Search code examples
pythonjsonpytesttweets

Pytest with line-delineated json


I'm relatively new to Python and really new to pytest. Anyways, I'm trying to write some tests for parsing tweets that are in line-delineated json. Here's a simplified example test_cases.jsonl:

{"contributors":null,"coordinates":null,"created_at":"Sat Aug 20 01:00:12 +0000 2016","entities":{"hashtags":[{"indices":[97,116],"text":"StandWithLouisiana"}]}}
{"contributors":null,"coordinates":null,"created_at":"Sat Aug 20 01:01:35 +0000 2016","entities":{"hashtags":[]}}

What I would like to do is test a function like the following:

def hashtags(t):
    return ' '.join([h['text'] for h in t['entities']['hashtags']])

I can test a single line of the JSON as follows:

@pytest.fixture
def tweet(file='test_cases.jsonl'):
    with open(file, encoding='utf-8') as lines:
        for line in lines:
            return json.loads(line)


def test_hashtag(tweet):
    assert hashtags(tweet) == 'StandWithLouisiana'

(I'm just giving the file name as the argument for the function for this example)

This works in the sense that the test passes because the first line passes the test, but what I'm basically trying to do is something like this and I don't expect this to work as it is written.

def test_hashtag(tweet):
    assert hashtags(tweet) == 'StandWithLouisiana' # first tweet
    assert hashtags(tweet) == ''    # second tweet

This fails because it tests whether the first tweet (line in the json) is empty, not the second. I assume that's because of the return in the fixture, but if I try to yield instead of return, I get a yield_fixture function has more than one 'yield' error` (and the second line still fails).
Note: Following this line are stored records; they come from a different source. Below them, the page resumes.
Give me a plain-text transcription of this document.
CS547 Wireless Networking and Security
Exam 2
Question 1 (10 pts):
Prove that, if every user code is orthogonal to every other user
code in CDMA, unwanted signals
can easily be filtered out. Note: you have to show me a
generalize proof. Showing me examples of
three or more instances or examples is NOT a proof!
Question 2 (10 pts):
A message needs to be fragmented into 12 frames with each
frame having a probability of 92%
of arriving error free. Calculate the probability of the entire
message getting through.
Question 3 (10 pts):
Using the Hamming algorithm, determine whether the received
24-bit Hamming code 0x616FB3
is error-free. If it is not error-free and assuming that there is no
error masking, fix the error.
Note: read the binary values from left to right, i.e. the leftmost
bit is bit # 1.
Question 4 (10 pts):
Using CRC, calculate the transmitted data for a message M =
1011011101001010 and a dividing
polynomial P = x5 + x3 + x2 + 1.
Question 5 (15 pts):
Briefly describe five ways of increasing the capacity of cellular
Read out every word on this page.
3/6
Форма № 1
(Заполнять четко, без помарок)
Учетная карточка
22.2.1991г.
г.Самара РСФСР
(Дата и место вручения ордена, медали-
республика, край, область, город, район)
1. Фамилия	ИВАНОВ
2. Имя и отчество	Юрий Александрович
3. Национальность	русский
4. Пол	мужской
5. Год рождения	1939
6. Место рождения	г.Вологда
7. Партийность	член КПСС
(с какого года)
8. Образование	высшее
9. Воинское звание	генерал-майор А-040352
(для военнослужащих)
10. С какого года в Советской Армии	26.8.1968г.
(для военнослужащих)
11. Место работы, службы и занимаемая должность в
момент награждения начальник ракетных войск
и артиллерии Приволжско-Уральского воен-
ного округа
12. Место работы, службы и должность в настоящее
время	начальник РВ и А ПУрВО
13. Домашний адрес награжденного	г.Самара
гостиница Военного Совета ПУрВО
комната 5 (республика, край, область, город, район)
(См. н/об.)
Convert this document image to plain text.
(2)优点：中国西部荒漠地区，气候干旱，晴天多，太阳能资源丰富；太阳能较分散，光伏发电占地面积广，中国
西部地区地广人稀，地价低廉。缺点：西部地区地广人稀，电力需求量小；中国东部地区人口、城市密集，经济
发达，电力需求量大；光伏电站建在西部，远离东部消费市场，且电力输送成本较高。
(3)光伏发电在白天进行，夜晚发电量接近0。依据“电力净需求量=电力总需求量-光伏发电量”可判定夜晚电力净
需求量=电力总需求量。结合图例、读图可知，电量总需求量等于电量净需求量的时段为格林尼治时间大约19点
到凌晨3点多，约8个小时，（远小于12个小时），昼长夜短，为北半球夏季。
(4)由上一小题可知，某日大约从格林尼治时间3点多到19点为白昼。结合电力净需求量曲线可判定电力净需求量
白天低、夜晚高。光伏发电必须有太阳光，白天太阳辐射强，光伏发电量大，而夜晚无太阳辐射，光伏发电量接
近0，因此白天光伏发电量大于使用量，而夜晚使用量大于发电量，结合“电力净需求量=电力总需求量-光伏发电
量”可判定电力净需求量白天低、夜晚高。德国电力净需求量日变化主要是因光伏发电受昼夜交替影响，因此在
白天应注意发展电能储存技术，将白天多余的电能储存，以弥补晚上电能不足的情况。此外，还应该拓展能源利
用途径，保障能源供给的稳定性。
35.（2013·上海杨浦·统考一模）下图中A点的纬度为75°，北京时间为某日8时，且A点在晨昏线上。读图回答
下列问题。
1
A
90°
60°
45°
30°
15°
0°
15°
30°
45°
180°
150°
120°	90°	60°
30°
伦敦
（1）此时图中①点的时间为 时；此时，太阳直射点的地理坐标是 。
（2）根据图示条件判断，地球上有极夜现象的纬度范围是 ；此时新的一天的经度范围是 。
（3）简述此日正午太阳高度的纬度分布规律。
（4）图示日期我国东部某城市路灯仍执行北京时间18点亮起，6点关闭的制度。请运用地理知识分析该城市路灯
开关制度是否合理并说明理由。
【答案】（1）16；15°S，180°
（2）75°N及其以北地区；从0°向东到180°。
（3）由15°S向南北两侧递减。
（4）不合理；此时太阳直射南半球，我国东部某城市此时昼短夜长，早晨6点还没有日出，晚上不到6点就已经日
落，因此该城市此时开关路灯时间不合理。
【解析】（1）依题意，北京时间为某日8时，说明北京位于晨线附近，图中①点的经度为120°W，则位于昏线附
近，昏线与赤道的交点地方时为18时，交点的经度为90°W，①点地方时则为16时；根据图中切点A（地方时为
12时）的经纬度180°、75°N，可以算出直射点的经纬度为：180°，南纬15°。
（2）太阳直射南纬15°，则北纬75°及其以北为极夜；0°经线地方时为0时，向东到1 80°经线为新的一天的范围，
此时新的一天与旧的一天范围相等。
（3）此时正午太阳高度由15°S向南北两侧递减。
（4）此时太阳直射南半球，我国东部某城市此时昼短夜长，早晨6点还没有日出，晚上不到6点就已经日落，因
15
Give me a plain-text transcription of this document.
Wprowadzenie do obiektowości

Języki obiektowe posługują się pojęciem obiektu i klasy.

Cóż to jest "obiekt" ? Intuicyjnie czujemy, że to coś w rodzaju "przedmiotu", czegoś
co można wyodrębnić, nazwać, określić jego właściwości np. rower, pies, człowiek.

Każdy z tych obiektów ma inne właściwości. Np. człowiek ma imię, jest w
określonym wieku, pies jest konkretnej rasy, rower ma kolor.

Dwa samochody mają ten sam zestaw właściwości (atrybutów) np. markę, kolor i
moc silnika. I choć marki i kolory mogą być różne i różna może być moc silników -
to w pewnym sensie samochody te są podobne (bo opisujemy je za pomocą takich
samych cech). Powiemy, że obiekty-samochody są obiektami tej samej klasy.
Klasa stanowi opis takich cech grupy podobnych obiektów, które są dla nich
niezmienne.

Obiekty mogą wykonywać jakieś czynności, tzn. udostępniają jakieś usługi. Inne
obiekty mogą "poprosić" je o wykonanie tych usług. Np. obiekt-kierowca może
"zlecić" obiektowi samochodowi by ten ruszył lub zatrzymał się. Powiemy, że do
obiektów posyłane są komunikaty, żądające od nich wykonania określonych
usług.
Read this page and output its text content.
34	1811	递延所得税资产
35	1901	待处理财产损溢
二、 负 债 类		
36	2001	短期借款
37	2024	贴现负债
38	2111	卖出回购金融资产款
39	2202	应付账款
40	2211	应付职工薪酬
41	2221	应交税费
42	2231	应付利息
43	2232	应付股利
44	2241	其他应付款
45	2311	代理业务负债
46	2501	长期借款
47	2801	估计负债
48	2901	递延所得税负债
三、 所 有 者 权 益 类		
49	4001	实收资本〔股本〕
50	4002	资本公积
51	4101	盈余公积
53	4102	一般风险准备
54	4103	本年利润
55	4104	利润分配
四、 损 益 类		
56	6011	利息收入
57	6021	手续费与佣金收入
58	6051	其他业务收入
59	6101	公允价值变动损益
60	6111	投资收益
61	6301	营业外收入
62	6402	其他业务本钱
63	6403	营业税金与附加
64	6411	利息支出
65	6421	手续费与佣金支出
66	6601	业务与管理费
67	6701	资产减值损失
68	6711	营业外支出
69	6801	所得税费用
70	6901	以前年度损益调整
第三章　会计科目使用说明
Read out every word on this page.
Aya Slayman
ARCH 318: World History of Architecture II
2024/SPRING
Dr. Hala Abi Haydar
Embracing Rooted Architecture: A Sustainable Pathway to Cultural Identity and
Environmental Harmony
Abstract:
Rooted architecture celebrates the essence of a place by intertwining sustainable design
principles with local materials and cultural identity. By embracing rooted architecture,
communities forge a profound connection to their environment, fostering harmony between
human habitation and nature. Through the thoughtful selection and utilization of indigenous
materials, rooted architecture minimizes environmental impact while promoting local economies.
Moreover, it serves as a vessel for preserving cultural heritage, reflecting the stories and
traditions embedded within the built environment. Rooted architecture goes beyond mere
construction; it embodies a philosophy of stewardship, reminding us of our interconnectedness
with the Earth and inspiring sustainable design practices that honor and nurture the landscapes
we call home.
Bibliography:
What I'm doing now to get around this issue is to make each line a separate JSON file and then creating a separate fixture for each of them. (For shorter examples, I'm using StringIO to write the JSON inline). This does work but feels inelegant. I have a feeling that I should use @pytest.mark.parametrize for this, but I can't get my head around it. I think I also tried pytest_generate_tests to do this as well, but it would up testing every key. Is it possible to do what I'm thinking of, or is it better to create separate fixtures when I have different values for the assertions?


Solution

  • I think the most fitting approach for you would be parametrizing the fixture:

    import json
    import pathlib
    import pytest
    
    
    lines = pathlib.Path('data.json').read_text().split('\n')
    
    @pytest.fixture(params=lines)
    def tweet(request):
        line = request.param
        return json.loads(line)
    
    
    def hashtags(t):
        return ' '.join([h['text'] for h in t['entities']['hashtags']])
    
    
    def test_hashtag(tweet):
        assert hashtags(tweet) == 'StandWithLouisiana'
    

    This will invoke test_hashtag once with each returned value of tweet:

    $ pytest -v
    ...
    test_spam.py::test_hashtag[{"contributors":null,"coordinates":null,"created_at":"Sat Aug 20 01:00:12 +0000 2016","entities":{"hashtags":[{"indices":[97,116],"text":"StandWithLouisiana"}]}}]
    test_spam.py::test_hashtag[{"contributors":null,"coordinates":null,"created_at":"Sat Aug 20 01:01:35 +0000 2016","entities":{"hashtags":[]}}]
    ...
    

    Edit: extending the fixture to provide the expected value

    You can include the expected value into tweet fixture parameters, which are then passed through to the test unchanged. In the below example, the expected tags are zipped with the file lines to build pairs of the form (line, tag). The tweet fixture loads the line into a dictionary, passing the tag through, so the tweet argument in the test becomes a pair of values.

    import json
    import pathlib
    import pytest
    
    
    lines = pathlib.Path('data.json').read_text().split('\n')
    expected_tags = ['StandWithLouisiana', '']
    
    @pytest.fixture(params=zip(lines, expected_tags),
                    ids=tuple(repr(tag) for tag in expected_tags))
    def tweet(request):
        line, tag = request.param
        return (json.loads(line), tag)
    
    
    def hashtags(t):
        return ' '.join([h['text'] for h in t['entities']['hashtags']])
    
    
    def test_hashtag(tweet):
        data, tag = tweet
        assert hashtags(data) == tag
    

    The test run yields two tests as before:

    test_spam.py::test_hashtag['StandWithLouisiana'] PASSED
    test_spam.py::test_hashtag[''] PASSED
    

    Edit 2: using indirect parametrization

    Another and probably a more clean approach would be to let the tweet fixture only handle the parsing the tweet from the raw string, moving the parametrization to the test itself. I'm using the indirect parametrization to pass the raw line to the tweet fixture here:

    import json
    import pathlib
    import pytest
    
    
    lines = pathlib.Path('data.json').read_text().split('\n')
    expected_tags = ['StandWithLouisiana', '']
    
    @pytest.fixture
    def tweet(request):
        line = request.param
        return json.loads(line)
    
    
    def hashtags(t):
        return ' '.join([h['text'] for h in t['entities']['hashtags']])
    
    
    @pytest.mark.parametrize('tweet, tag', 
                             zip(lines, expected_tags),
                             ids=tuple(repr(tag) for tag in expected_tags),
                             indirect=('tweet',))
    def test_hashtag(tweet, tag):
        assert hashtags(tweet) == tag
    

    The test run now also yields two tests:

    test_spam.py::test_hashtag['StandWithLouisiana'] PASSED
    test_spam.py::test_hashtag[''] PASSED